To review, it all begins with the furnace. A clogged furnace filter inadvertently let several pipes and a toilet tank freeze, resulting in the largest BPU baptism this year. Fortunately for me, it happened at the dear old West Bank, my humble abode across from the local radio station. Had this incident occurred instead at one of the neighboring residences, I might not have had the privilege of anxiously sitting in my living room while a few plumbers solemnly carried the remains of the veteran toilet out the door.
When in college, one does not consider that every appliance in the house is primed to destroy its peers before they get the chance. Since students began living in it, the West Bank has been the site of a home appliance battle royale. Last semester the toilet, may it rest in peace, attempted to drown the washing machine with its own drainage pipe. My clothes, and all parties involved, haven’t been the same since.

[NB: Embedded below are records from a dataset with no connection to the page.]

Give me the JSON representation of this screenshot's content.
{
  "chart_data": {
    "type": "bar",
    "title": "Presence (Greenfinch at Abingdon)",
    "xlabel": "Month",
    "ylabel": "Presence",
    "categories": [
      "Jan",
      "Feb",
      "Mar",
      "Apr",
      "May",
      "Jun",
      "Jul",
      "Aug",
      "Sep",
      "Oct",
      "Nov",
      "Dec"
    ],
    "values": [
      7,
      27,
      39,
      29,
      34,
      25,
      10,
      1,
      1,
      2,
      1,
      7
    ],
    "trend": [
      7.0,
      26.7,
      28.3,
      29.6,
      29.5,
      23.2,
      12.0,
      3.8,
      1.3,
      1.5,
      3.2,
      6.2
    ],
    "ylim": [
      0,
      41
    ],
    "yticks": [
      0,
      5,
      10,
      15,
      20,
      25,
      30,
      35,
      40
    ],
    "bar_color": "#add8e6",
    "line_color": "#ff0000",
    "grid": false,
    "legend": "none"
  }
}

Apparently, there’s a gadget that prevents homeowners’ hair and bad breath from hurting their furnaces. When this thing becomes clogged, the little heat factory in the basement can’t keep winter from going bull-in-a-china-shop on the helpless water pipes. A filter constructed from cotton paper has the power to destroy everything plumbers hold dear.

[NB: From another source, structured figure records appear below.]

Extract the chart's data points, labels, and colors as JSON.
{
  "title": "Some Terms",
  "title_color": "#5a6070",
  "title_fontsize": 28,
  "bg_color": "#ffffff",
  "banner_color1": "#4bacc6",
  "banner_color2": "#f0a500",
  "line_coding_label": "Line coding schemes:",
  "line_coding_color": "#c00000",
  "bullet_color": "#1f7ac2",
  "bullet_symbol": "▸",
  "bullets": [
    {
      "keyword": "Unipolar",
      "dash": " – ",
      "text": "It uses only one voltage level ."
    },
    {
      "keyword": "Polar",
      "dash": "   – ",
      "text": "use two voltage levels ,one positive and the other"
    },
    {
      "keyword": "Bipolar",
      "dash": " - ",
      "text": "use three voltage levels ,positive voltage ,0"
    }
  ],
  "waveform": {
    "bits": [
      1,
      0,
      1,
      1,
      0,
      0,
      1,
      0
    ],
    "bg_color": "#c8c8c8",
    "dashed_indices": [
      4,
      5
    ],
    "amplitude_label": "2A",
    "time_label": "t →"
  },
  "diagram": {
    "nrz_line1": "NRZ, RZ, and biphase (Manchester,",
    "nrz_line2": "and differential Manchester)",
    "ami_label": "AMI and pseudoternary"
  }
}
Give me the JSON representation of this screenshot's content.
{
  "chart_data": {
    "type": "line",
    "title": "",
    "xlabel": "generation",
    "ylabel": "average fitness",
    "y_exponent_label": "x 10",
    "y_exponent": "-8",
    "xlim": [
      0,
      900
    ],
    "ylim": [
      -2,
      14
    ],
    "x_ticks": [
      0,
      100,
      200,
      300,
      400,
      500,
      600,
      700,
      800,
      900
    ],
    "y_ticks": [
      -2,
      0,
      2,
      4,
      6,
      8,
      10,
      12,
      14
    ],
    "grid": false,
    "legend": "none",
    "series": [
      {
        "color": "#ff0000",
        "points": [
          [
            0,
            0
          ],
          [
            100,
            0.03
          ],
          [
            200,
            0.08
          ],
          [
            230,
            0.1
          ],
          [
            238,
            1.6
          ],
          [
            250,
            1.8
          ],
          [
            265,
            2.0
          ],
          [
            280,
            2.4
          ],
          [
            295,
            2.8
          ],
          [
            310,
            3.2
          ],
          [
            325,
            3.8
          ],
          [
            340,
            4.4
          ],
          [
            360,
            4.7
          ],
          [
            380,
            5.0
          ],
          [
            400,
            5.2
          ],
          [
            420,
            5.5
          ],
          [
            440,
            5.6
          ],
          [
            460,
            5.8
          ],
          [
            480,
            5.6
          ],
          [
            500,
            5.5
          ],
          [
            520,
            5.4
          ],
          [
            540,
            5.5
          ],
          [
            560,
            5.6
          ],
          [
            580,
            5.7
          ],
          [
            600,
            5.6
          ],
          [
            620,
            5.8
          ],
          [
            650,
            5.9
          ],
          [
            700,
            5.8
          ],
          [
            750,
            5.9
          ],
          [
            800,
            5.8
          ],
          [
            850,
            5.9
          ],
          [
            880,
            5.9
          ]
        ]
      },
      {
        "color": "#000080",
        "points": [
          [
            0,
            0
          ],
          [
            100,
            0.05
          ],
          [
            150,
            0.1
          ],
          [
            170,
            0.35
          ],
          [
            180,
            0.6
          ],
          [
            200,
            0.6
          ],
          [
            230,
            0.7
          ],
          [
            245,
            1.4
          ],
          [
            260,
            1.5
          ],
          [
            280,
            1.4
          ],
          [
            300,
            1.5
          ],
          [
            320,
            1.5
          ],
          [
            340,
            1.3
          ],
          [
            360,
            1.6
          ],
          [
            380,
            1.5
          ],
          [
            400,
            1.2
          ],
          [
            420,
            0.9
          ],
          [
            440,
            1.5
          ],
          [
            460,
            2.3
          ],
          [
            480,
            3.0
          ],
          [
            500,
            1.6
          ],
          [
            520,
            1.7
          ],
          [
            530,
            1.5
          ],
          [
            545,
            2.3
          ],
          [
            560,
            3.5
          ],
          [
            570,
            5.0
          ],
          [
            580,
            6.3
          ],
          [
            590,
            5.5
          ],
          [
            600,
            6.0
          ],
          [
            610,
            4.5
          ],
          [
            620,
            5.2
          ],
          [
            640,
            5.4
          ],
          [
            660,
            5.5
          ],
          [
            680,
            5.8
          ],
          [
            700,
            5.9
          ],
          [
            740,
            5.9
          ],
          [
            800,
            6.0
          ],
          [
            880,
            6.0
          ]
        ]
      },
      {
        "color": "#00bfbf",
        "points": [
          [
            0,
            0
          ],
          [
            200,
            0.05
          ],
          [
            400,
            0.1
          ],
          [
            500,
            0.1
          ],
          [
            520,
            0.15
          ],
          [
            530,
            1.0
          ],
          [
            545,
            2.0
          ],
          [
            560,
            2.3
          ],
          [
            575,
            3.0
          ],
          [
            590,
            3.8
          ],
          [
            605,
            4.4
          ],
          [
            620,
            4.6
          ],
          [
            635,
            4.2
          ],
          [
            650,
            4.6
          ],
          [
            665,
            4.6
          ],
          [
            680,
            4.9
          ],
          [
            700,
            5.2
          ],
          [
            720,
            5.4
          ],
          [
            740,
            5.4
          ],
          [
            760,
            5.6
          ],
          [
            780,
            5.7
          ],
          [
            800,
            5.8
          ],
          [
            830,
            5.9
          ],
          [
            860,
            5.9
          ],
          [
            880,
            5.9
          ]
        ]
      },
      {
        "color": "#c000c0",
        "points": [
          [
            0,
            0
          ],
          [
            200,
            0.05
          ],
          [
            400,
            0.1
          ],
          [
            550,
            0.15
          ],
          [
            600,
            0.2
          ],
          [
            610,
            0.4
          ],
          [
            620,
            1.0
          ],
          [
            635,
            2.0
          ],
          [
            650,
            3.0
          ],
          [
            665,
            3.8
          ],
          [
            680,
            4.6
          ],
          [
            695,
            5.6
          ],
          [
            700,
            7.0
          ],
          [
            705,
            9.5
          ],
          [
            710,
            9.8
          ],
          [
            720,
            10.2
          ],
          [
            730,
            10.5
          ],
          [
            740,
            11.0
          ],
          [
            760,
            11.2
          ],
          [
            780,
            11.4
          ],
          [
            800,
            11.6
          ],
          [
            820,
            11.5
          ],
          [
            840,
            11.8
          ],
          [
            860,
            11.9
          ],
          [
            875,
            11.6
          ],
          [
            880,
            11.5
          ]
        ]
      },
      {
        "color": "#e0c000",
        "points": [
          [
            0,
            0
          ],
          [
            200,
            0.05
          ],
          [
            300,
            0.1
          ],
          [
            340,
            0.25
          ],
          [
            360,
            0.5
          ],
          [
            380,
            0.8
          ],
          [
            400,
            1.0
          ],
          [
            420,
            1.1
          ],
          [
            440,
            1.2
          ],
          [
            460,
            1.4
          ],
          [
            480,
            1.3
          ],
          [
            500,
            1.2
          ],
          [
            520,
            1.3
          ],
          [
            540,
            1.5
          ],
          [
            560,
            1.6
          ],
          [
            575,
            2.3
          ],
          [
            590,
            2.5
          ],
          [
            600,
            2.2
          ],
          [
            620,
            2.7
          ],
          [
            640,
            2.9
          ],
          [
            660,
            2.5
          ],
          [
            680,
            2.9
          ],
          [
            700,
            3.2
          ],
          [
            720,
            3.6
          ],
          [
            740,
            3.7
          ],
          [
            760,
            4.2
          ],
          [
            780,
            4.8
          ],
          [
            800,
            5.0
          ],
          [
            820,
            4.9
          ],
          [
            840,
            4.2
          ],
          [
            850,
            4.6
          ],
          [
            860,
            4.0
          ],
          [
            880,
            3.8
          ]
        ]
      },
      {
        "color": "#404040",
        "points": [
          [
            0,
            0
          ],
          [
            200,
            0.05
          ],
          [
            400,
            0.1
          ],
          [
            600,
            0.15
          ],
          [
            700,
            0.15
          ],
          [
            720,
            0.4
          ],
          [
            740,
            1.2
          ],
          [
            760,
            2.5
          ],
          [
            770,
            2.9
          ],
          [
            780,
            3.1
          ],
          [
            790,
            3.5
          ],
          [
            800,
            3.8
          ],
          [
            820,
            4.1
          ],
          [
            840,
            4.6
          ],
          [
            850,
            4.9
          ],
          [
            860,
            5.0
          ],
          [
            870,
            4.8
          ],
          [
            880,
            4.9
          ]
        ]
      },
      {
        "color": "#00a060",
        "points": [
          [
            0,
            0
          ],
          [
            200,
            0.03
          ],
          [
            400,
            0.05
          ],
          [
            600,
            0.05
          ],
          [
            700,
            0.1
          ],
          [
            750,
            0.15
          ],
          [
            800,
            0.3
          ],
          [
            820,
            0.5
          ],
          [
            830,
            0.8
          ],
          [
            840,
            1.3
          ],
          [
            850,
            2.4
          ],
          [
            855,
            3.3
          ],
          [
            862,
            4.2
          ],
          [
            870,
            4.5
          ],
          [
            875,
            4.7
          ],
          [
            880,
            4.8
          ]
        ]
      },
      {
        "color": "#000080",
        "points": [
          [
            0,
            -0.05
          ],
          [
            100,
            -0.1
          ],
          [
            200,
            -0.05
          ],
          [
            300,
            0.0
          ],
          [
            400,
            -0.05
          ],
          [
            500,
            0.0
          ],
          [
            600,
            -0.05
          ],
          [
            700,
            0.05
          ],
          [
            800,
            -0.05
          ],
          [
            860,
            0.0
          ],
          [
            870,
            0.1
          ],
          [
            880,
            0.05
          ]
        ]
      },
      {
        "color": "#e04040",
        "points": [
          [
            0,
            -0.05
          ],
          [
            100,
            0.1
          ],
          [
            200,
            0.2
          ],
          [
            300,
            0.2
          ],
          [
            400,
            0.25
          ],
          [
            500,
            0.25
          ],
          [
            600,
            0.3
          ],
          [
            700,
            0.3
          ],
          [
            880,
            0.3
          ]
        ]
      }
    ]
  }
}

The most frustrating part of this incident is that it isn’t unique. At least two other houses experienced similar problems over winter break. Because they have not disclosed the depth or volume of their respective pipe explosions, we must conclude that the West Bank was at one point the only man-made basement waterpark in the city of Hillsdale. With the recent flooding, the naturally-occurring category is sure to have some outstanding entrants.
Since I have yet to break my nose and regain my sense of smell this year, I can neither confirm nor deny that my basement is now a thriving mold colony.

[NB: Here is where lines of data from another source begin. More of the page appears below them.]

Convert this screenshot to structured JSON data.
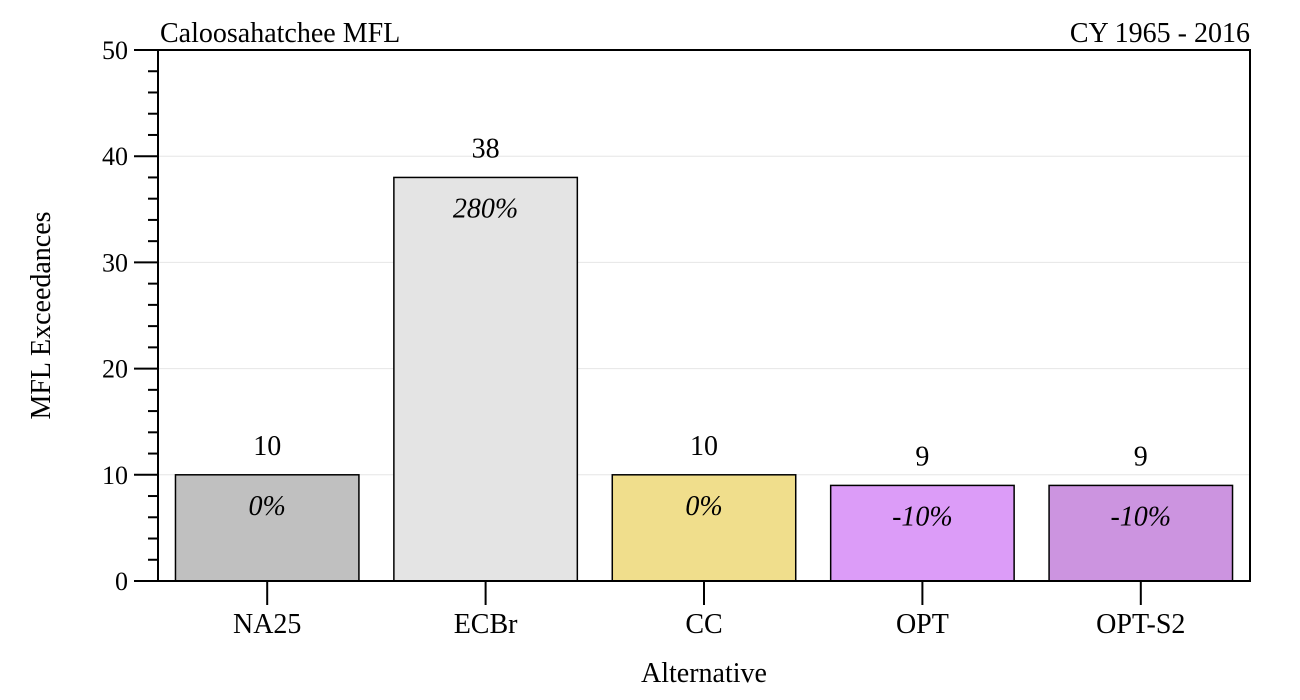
{
  "chart_data": {
    "type": "bar",
    "title_left": "Caloosahatchee MFL",
    "title_right": "CY 1965 - 2016",
    "xlabel": "Alternative",
    "ylabel": "MFL Exceedances",
    "ylim": [
      0,
      50
    ],
    "yticks": [
      0,
      10,
      20,
      30,
      40,
      50
    ],
    "grid": true,
    "categories": [
      "NA25",
      "ECBr",
      "CC",
      "OPT",
      "OPT-S2"
    ],
    "values": [
      10,
      38,
      10,
      9,
      9
    ],
    "percent_labels": [
      "0%",
      "280%",
      "0%",
      "-10%",
      "-10%"
    ],
    "colors": [
      "#c0c0c0",
      "#e4e4e4",
      "#f0de8c",
      "#dc9cf8",
      "#cc94e0"
    ]
  }
}
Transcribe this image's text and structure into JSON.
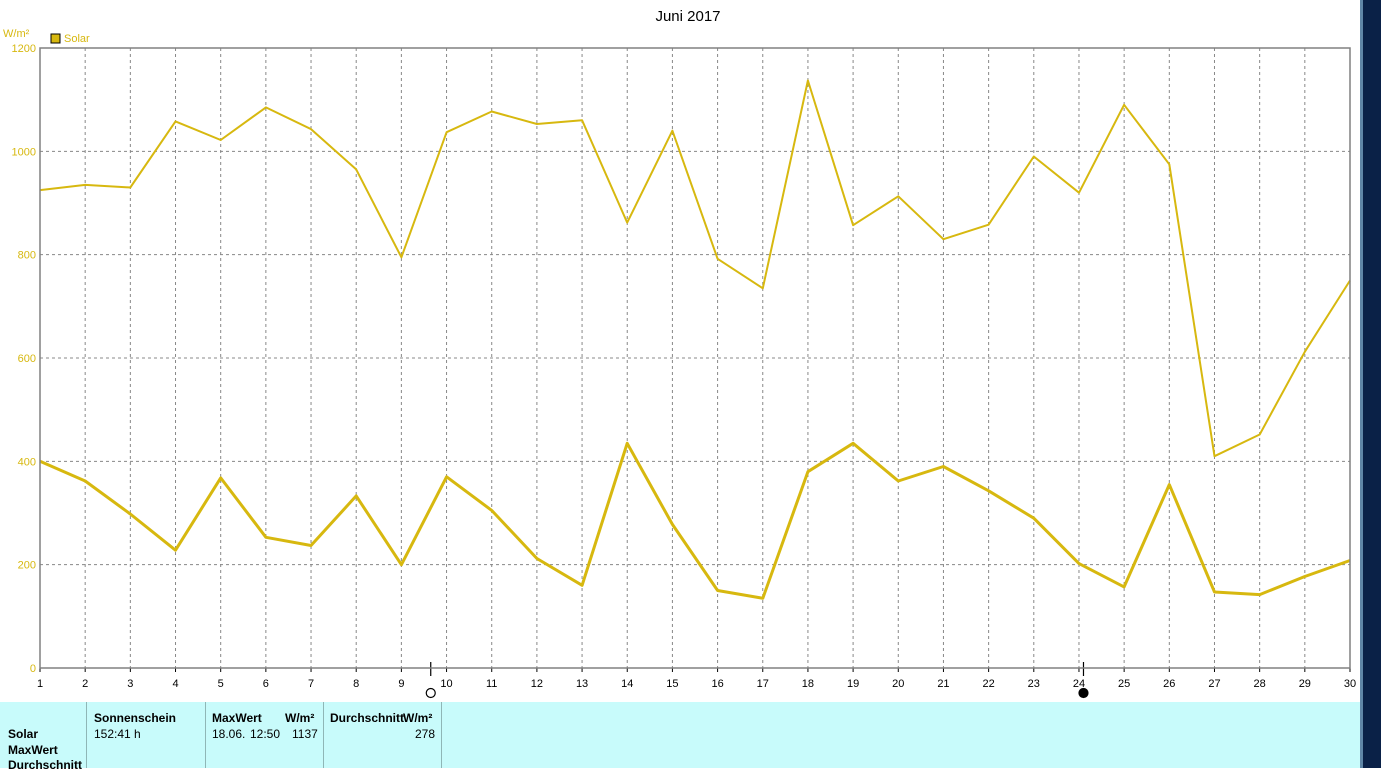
{
  "chart_data": {
    "type": "line",
    "title": "Juni 2017",
    "ylabel": "W/m²",
    "xlabel": "",
    "ylim": [
      0,
      1200
    ],
    "y_ticks": [
      0,
      200,
      400,
      600,
      800,
      1000,
      1200
    ],
    "x": [
      1,
      2,
      3,
      4,
      5,
      6,
      7,
      8,
      9,
      10,
      11,
      12,
      13,
      14,
      15,
      16,
      17,
      18,
      19,
      20,
      21,
      22,
      23,
      24,
      25,
      26,
      27,
      28,
      29,
      30
    ],
    "legend": "top-left",
    "grid": true,
    "series": [
      {
        "name": "Solar",
        "role": "max",
        "color": "#d7b80f",
        "values": [
          925,
          935,
          930,
          1058,
          1022,
          1085,
          1043,
          965,
          795,
          1037,
          1077,
          1053,
          1060,
          862,
          1040,
          792,
          735,
          1137,
          857,
          913,
          830,
          858,
          990,
          920,
          1090,
          975,
          410,
          452,
          612,
          750
        ]
      },
      {
        "name": "",
        "role": "avg",
        "color": "#d7b80f",
        "values": [
          400,
          362,
          298,
          228,
          368,
          253,
          237,
          333,
          200,
          370,
          305,
          212,
          160,
          435,
          278,
          150,
          135,
          380,
          435,
          362,
          390,
          343,
          290,
          202,
          157,
          355,
          147,
          142,
          177,
          208
        ]
      }
    ],
    "moon_markers": [
      {
        "x": 9.65,
        "phase": "full"
      },
      {
        "x": 24.1,
        "phase": "new"
      }
    ]
  },
  "table": {
    "rows": [
      "Solar",
      "MaxWert",
      "Durchschnitt"
    ],
    "sunshine_header": "Sonnenschein",
    "sunshine_value": "152:41 h",
    "max_header": "MaxWert",
    "max_unit": "W/m²",
    "max_date": "18.06.",
    "max_time": "12:50",
    "max_value": "1137",
    "avg_header": "Durchschnitt",
    "avg_unit": "W/m²",
    "avg_value": "278"
  }
}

In times like these, as winter begins to wrap up, it’s important to keep a close eye on anything with pipes coming out of it. Leave no leaky sink uninspected. Let no random basement pipe go unchecked. And, most of all, do not assume the furnace is “taking a break” or “just doesn’t work in that room.”
If columns like these are any indicator, Spring Break is going to be brutal.
Joe Pappalardo is a senior studying marketing.